A coalition of U.S. grain companies has complained to the U.S. railway regulator about deteriorating service and new and higher charges at major North American railways.
The criticisms echo those levelled in Western Canada, where poor rail service has left some farmers short of cash, sparked a scolding from the federal government and led to the ouster of one railway chief executive officer.
The National Grain and Feed Association, a Virginia-based group of 1,000 companies that buy and sell wheat and other field crops, says the Class 1 railways, including Canadian National Railway Co. and Canadian Pacific Railway Ltd. are reducing service and charging higher fees in "aggressive efforts to impress Wall Street investors" with better operating ratios.
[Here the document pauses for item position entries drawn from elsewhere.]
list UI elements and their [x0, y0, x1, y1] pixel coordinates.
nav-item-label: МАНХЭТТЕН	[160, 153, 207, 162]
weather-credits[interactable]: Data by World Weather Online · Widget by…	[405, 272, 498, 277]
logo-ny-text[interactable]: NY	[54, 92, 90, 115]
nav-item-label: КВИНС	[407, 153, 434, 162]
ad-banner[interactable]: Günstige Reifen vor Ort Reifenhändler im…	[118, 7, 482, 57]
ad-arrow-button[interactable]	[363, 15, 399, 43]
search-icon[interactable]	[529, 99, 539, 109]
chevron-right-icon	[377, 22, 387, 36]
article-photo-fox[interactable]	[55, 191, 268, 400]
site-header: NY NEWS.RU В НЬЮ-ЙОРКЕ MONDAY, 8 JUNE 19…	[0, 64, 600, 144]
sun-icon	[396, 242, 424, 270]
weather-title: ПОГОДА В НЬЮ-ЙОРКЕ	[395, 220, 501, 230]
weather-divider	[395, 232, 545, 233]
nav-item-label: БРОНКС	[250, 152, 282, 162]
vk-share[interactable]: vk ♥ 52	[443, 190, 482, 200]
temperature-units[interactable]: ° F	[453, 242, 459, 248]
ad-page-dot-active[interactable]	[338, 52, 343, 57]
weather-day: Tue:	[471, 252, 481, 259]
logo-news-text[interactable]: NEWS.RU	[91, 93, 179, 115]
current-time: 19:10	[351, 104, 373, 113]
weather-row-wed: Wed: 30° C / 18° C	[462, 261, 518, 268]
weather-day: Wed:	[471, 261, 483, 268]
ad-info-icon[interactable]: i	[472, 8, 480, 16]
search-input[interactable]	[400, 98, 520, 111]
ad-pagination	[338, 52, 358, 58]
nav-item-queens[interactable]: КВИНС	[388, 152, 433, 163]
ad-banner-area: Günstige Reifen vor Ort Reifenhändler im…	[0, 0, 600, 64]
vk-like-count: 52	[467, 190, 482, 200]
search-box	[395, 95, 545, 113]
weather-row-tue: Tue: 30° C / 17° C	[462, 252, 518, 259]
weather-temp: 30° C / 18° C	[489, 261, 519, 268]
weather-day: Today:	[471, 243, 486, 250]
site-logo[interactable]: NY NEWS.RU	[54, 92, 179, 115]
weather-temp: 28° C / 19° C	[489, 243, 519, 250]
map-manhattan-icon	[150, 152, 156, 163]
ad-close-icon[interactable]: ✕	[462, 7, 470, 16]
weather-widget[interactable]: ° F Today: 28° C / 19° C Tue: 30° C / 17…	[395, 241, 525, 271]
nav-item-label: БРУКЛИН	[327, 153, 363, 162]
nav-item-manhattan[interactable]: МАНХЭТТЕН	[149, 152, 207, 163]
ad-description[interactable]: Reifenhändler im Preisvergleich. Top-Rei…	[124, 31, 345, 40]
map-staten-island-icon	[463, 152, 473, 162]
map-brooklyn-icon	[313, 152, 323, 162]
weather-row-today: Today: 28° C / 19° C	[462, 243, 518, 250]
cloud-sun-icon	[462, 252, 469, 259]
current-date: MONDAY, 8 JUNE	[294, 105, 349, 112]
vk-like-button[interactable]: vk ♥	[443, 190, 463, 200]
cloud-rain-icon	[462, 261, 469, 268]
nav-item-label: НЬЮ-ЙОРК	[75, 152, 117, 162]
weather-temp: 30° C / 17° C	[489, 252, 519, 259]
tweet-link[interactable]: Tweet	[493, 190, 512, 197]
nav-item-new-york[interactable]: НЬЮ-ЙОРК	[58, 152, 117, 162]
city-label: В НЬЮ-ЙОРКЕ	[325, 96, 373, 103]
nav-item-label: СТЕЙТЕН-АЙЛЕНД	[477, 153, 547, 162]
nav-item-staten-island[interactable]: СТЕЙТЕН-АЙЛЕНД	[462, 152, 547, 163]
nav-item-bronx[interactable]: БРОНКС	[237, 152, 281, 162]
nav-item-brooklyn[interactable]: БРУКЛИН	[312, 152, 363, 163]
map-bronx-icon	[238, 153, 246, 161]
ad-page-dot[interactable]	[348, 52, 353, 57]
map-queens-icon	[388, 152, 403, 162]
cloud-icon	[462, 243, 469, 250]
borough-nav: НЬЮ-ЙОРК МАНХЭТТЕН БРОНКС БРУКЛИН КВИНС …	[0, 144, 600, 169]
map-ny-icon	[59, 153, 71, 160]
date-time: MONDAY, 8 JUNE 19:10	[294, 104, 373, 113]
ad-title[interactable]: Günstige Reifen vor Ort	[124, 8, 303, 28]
The group said rail-industry layoffs and reduced locomotive fleets have "degraded service to unacceptable levels" and left the carriers with no ability to meet any surge in demand. Shippers are faced with long delays sending or receiving grain and have to rely on more expensive trucks to avoid more shutdowns of mills and factories, said the letter dated March 10 to Ann Begeman, acting chair of the Surface Transportation Board (STB).
"These issues far transcend the routine imperfections in rail service performance to which rail customers unfortunately have become accustomed, and cannot be explained away by the vagaries of weather," said the letter, posted by the STB on its website.
The STB is an independent government agency that adjudicates service and rate disputes between railways and reviews merger proposals.
Dennis Watson, an STB spokesman, could not say what steps the regulator might take in response to the complaints, if any. "The STB is aware of it and they have let the public know about it," he said.
U.S. oilfield services company Halliburton Co. said in February CN halted frac-sand service in Wisconsin and Minnesota, delaying oil and gas projects.
The government of Canada has told the leaders of both Canadian railways to describe how they will clear the grain backlog and maintain traffic flow on their networks.
CN and CP blame the network congestion on a harsh winter and surging freight volumes.
CN apologized to customers last week and said CEO Luc Jobin would be replaced by marketing chief Jean-Jacques Ruest, who will serve until a new leader is hired.
Mr. Ruest said on Wednesday train speeds are rising as winter recedes. But it will take months before new locomotives, crews and track improvements will be felt across the company's network.
CN's grain carloads rose by 2 per cent in the most recent week, but are down by 15 per cent year to date, compared with the year-earlier period, according to company data. During the same time, container carloads are up by 8.5 per cent.
At CP, grain carloads are down by 8 per cent this year, while six other freight types have increased, including energy and containers.
The numbers underscore a complaint by Canadian grain companies represented by the Western Grain Elevator Association. The group says railways are focusing on the more competitive and lucrative freight, knowing grain will sit.
A CN spokesman declined to address shipping fees. CP did not respond to a request for comment.
Christopher Smith, the CSX spokesman, disagreed with the U.S. grain group's contention the company's service was poor. "Putting aside complaints from anonymous sources at unspecified points in time, the facts reveal an operating model that has created a more fluid freight network, faster transit times, increased reliability and greater frequency of service for our agribusiness customers," he said in an e-mail.
The National Grain and Feed Association did not respond to an interview request.
In its letter to the STB, the U.S. grain group singled out CN, CP and CSX for raising prices on a long list of items that are separate from actual shipping charges, and noted shippers are facing higher fees "across the freight rail landscape."
According to CP's website, this includes a new $1,000 fee if the customer's rail cars have "faded stenciling" or a "slightly torn placard that is still completely legible." The charge for correcting a bill of lading rose by 280 per cent to $400, the U.S. grain group said.